Jack Vettriano, whose popular images have sold millions of copies as prints worldwide, is to hold his first, and he says his last, major retrospective, featuring more than 100 paintings, including his best known images The Singing Butler, Dance Me To The End of Love and The Weight.
Vettriano acknowledged that the retrospective, which will run at the Kelvingrove Art Gallery and Museum in Glasgow from September 21 until February 23 next year, could provide more ammunition for his critics, who have in the past criticised his technique and subject matter.
He said: "I doubt many critics have ever been to an exhibition of mine, to tell you the truth and I think they will go to this, because it is national, and I think I will get a lot of flak.
"But what I hope happens is that we break all attendance records, and I don't see why we can't.
"People will come far and wide, because there won't be another chance for them, or for me."
Kelvingrove's record was set by the Glasgow Boys show in 2010, which attracted more than 120,000 visitors as well as wide critical acclaim.
Vettriano added: "I know for every critic out there, there are probably two million fans.

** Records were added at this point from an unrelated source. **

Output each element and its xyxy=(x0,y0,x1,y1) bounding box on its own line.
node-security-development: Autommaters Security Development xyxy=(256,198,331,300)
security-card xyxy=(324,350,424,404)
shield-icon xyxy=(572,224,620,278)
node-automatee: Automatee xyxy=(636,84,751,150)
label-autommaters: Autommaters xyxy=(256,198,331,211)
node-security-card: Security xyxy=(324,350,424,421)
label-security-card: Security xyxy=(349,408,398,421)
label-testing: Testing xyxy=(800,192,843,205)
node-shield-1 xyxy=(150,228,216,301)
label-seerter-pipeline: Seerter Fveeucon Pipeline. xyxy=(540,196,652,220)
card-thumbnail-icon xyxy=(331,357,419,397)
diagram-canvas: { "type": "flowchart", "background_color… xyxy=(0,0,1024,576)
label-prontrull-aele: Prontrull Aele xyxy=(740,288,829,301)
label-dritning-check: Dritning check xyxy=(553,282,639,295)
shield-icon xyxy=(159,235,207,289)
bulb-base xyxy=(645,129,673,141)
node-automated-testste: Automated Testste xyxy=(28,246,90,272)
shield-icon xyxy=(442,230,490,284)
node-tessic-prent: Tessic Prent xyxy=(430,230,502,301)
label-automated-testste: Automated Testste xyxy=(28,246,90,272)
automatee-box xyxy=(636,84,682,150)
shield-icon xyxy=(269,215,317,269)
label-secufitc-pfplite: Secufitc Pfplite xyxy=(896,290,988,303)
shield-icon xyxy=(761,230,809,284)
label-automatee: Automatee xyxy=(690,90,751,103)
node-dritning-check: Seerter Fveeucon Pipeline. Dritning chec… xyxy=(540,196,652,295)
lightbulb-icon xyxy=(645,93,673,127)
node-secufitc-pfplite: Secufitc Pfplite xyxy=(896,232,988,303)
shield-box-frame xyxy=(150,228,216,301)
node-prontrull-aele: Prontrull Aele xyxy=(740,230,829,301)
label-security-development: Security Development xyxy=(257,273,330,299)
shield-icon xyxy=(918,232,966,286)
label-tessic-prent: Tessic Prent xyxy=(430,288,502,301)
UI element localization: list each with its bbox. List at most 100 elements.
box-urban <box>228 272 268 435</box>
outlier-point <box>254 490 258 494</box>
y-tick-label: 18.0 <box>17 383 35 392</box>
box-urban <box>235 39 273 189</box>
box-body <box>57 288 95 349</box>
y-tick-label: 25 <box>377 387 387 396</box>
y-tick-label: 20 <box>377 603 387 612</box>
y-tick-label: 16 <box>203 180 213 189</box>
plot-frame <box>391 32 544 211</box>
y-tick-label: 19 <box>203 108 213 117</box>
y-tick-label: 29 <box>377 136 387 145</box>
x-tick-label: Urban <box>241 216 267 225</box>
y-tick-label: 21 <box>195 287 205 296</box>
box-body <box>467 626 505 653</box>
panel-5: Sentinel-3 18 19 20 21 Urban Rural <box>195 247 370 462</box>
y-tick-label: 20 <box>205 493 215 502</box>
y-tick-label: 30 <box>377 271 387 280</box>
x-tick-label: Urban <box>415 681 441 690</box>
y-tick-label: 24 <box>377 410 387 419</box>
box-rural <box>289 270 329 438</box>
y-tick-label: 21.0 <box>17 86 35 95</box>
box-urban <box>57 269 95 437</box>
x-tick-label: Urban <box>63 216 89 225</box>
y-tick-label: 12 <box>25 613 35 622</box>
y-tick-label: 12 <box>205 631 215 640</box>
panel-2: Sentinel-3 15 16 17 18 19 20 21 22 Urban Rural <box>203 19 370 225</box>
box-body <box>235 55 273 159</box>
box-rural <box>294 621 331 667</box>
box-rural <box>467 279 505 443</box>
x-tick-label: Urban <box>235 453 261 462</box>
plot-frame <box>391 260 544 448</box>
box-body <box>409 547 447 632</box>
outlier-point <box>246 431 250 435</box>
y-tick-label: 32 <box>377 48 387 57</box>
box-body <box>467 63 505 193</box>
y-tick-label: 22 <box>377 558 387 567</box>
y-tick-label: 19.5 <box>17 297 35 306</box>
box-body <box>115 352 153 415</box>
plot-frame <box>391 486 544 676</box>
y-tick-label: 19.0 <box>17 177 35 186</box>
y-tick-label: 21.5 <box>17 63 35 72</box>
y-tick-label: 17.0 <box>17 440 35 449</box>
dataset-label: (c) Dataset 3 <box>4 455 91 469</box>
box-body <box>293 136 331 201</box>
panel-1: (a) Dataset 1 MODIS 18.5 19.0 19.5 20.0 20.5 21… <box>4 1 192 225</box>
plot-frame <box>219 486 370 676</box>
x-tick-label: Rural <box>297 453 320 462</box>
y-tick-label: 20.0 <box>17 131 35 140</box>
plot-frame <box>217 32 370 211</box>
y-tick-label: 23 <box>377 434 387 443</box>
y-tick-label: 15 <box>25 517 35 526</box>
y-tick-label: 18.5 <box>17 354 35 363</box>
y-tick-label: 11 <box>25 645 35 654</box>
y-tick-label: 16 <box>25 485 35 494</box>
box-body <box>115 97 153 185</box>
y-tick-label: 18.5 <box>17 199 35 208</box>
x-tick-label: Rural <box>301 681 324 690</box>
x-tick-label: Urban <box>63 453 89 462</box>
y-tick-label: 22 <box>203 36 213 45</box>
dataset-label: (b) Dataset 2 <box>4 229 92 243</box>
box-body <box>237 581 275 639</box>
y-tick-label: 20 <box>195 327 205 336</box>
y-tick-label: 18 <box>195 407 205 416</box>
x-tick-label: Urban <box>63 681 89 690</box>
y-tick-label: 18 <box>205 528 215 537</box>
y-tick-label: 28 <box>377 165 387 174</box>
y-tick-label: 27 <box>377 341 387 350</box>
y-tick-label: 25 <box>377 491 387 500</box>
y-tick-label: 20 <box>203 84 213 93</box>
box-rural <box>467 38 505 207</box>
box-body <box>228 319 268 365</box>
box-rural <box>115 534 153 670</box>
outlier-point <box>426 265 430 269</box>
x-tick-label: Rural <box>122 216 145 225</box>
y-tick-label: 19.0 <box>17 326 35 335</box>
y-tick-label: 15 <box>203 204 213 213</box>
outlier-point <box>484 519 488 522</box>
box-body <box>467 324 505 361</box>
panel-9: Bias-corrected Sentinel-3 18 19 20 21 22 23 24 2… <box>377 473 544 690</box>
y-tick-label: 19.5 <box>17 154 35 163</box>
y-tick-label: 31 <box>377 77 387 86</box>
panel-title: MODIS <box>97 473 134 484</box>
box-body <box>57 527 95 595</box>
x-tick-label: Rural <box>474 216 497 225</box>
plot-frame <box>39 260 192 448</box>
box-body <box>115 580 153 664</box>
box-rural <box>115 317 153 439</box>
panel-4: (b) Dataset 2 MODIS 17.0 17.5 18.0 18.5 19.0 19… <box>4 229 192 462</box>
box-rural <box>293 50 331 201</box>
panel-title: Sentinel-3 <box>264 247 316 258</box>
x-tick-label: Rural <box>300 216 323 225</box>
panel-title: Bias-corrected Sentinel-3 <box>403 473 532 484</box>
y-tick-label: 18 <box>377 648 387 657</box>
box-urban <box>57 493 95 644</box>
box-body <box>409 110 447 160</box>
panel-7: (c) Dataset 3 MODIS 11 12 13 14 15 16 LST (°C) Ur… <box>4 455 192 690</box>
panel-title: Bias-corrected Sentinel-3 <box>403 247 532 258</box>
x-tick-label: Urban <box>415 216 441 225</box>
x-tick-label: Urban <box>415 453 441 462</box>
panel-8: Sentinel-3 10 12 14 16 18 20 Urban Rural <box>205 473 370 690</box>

So - should I care? I think the only difference with them is that they have a platform and the public don't."
The artist said Kelvingrove's art collection had long been an inspiration, along with Kirkcaldy Museum and Art Gallery.
"I would visit regularly and the curators must have thought: 'Who is that bampot', because I used to get really close to the paintings, to try and see how they do it," he said.
"I never made notes or anything, I just kept it all in my head. I was able to manage to remember those things OK, and see how [the artists] managed to get things done. But the whole grandeur of Kelvingrove used to make you feel so important and good. I am very fond of Kelvingrove."
Vettriano also revealed that he is seriously considering moving back to Scotland after putting his homes in London and the south coast of France up for sale.
The painter, from Methil in Fife, lived in Edinburgh during the 1990s but moved to London in 1998, living and working in a multi-million-pound apartment in Knightsbridge, while also owning a large apartment in Nice, overlooking the Baie des Anges, worth several million euros.
He has put both properties up for sale, and is unsure where he will buy a house next - it could be elsewhere in London, or Edinburgh, where he hopes to view some properties this week.
Vettriano said he was looking for a place with a sense of community and where he didn't have to "walk a mile to buy a nail."
However, Edinburgh inspires mixed emotions for the 61-year-old painter, who was self-taught and rejected by Edinburgh College of Art. His time living there coincided with a rise to fame and commercial success, but also some personal unhappiness.
"I loved Edinburgh. It is wonderful, but it has an underbelly... that I never quite managed to come to terms with," he says.
He adds: "Curiously enough, when I came to live in London, people would say, 'Oh, you're an artist, you want to live in a loft in Soho, or you want to be in Notting Hill.' But I said, 'No, I don't want to be anywhere near there. I want to live in a civilised area where there are no girls on the streets, or drugs being sold.' I had just had it."